- Sallie Mae files $900 million damages lawsuit against reneging buyout group
- Spring’s CEO Gary Forsee out after losing investor support
- Vonage settles with Sprint paying them
- UBS targeting Japanese wealthy
-
UAW and Chrysler negotiating to beat
Wednesday 11 a.m. deadline - Sarkozy launches EADS insider trading investigation
Sallie May sues buyer group to stick to deal terms
- Reuters
SLM Corp, known as Sallie Mae, said on Monday it filed a lawsuit against the group that has agreed to buy it, seeking damages of $900 million.

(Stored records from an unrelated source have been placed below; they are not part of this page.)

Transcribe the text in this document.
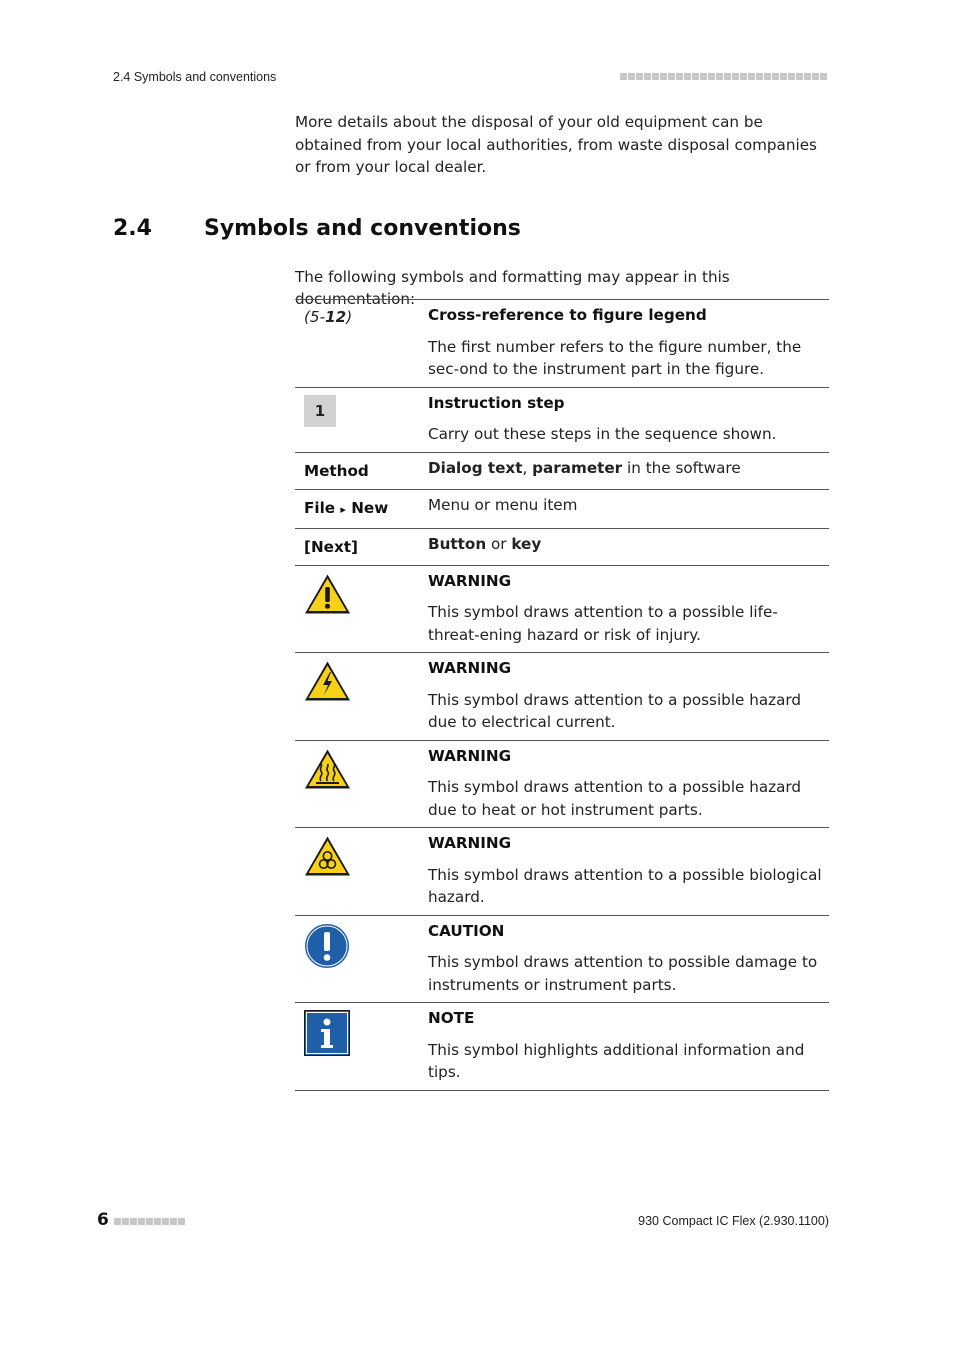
2.4 Symbols and conventions

More details about the disposal of your old equipment can be obtained from your local authorities, from waste disposal companies or from your local dealer.

2.4 Symbols and conventions

The following symbols and formatting may appear in this documentation:

(5-12)	Cross-reference to figure legend
The first number refers to the figure number, the sec-ond to the instrument part in the figure.

1	Instruction step
Carry out these steps in the sequence shown.

Method	Dialog text, parameter in the software
File ▸ New	Menu or menu item
[Next]	Button or key

WARNING
This symbol draws attention to a possible life-threat-ening hazard or risk of injury.

WARNING
This symbol draws attention to a possible hazard due to electrical current.

WARNING
This symbol draws attention to a possible hazard due to heat or hot instrument parts.

WARNING
This symbol draws attention to a possible biological hazard.

CAUTION
This symbol draws attention to possible damage to instruments or instrument parts.

NOTE
This symbol highlights additional information and tips.
6	930 Compact IC Flex (2.930.1100)
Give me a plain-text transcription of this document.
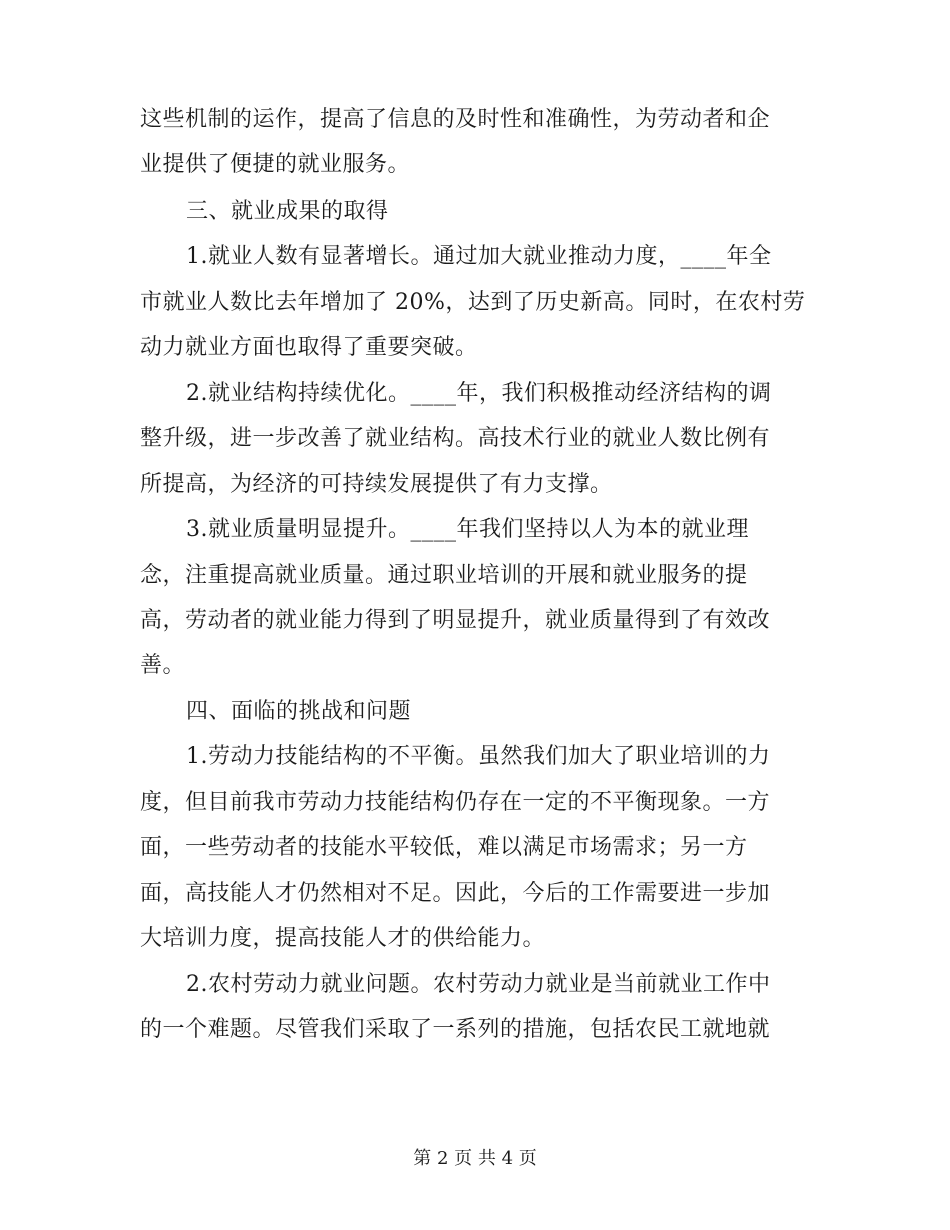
这些机制的运作，提高了信息的及时性和准确性，为劳动者和企
业提供了便捷的就业服务。
三、就业成果的取得
1.就业人数有显著增长。通过加大就业推动力度，____年全
市就业人数比去年增加了 20%，达到了历史新高。同时，在农村劳
动力就业方面也取得了重要突破。
2.就业结构持续优化。____年，我们积极推动经济结构的调
整升级，进一步改善了就业结构。高技术行业的就业人数比例有
所提高，为经济的可持续发展提供了有力支撑。
3.就业质量明显提升。____年我们坚持以人为本的就业理
念，注重提高就业质量。通过职业培训的开展和就业服务的提
高，劳动者的就业能力得到了明显提升，就业质量得到了有效改
善。
四、面临的挑战和问题
1.劳动力技能结构的不平衡。虽然我们加大了职业培训的力
度，但目前我市劳动力技能结构仍存在一定的不平衡现象。一方
面，一些劳动者的技能水平较低，难以满足市场需求；另一方
面，高技能人才仍然相对不足。因此，今后的工作需要进一步加
大培训力度，提高技能人才的供给能力。
2.农村劳动力就业问题。农村劳动力就业是当前就业工作中
的一个难题。尽管我们采取了一系列的措施，包括农民工就地就
第 2 页 共 4 页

The suit, filed in Delaware Chancery Court, seeks a declaration that the buyer group has repudiated the merger agreement, that no material adverse effect has occurred under the merger agreement, and that Sallie Mae may terminate the merger agreement and collect damages.
The consortium of private equity firms J.C. Flowers & Co and Friedman Fleischer and Lowe and major banks JP Morgan Chase& Co
and Bank of America Corp agreed in April to pay $25 billion, or $60 per share, for Sallie Mae….
SLM Escalates Battle,
Sues J.C. Flowers Group – Wall Street Journal
The battle over the buyout of SLM Corp. escalated yesterday, as the student lender filed a lawsuit seeking to force the J.C. Flowers-led buyout group to either complete the deal or pay a $900 million breakup fee.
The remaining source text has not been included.